If you have children, you still get extra for your husband, wife or partner, though this is paid at a higher rate than previously (£40.40 a week in 2000-1) provided he or she earns no more than £52.20 a week. The same additions as before are payable in respect of children. Benefit (apart from increases for children) continues to be taxable.

Long-term incapacity benefit is not payable if you are over state pension age, but you will usually qualify for state retirement pension instead.

Other help from the state

Various benefits are available if you are deemed to be long-term disabled. Whether or not you get illness, disability or related benefits, if your income is low, you might qualify for means-tested benefits to top up your income. If you are available for work, this will usually be non-contributory Job Seeker's Allowance.

If you are not able to work, you might be able to claim income support. You will not be able to get means-tested benefits if you have savings of more than £8,000 (or £16,000 if you live in a nursing or residential home).

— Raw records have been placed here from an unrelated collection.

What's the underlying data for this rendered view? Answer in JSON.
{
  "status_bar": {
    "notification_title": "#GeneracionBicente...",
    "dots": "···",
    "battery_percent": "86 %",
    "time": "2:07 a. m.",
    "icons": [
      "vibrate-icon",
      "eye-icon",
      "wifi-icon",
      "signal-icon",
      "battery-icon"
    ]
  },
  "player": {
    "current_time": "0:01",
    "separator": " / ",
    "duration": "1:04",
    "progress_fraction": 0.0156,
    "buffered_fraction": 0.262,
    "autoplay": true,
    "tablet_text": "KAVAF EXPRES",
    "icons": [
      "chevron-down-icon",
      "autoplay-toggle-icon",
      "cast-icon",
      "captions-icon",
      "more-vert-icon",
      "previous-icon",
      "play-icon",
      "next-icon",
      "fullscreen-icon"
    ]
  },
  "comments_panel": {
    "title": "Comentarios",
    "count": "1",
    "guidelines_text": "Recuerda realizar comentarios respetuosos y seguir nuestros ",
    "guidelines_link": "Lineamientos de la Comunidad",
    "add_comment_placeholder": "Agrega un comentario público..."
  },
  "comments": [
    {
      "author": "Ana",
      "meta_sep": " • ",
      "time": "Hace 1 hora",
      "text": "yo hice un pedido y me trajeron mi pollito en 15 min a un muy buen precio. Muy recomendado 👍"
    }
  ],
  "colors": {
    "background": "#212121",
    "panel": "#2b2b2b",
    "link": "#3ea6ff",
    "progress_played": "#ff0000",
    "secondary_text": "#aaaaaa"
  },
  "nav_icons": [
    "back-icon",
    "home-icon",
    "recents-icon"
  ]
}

The benefit you get will be scaled down if your savings are less than this but still more than £3,000 (£10,000 if you live in a home).

How much help from the state

Precisely what benefits you will qualify for and how much help you get will
depend on your particular circumstances. It is estimated that a single-earner
couple with two children would get about £7,000 a year if the breadwinner fell ill and couldn't work.

Reductions in incapacity benefit

From April 2001, any incapacity benefit you might have qualified for, will be
reduced if you have income from pension schemes (which could be personal
pensions, stakeholder schemes or occupational schemes) or income protection insurance (either your own policy or cover provided by an employer).

This income exceeds a given threshold. In 2000-1, the threshold was £85 a week. For every £1 of such income above £85 a week, you will lose 50p of incapacity benefit.

Also applicable from April 2001, all new claimants for incapacity benefit will be
required to attend a work-focussed interview. This aims to identify work you
could apply for and to help you draw up a plan for getting a job or starting your own business. If you refuse to attend the interview, your benefit may be reduced or lost.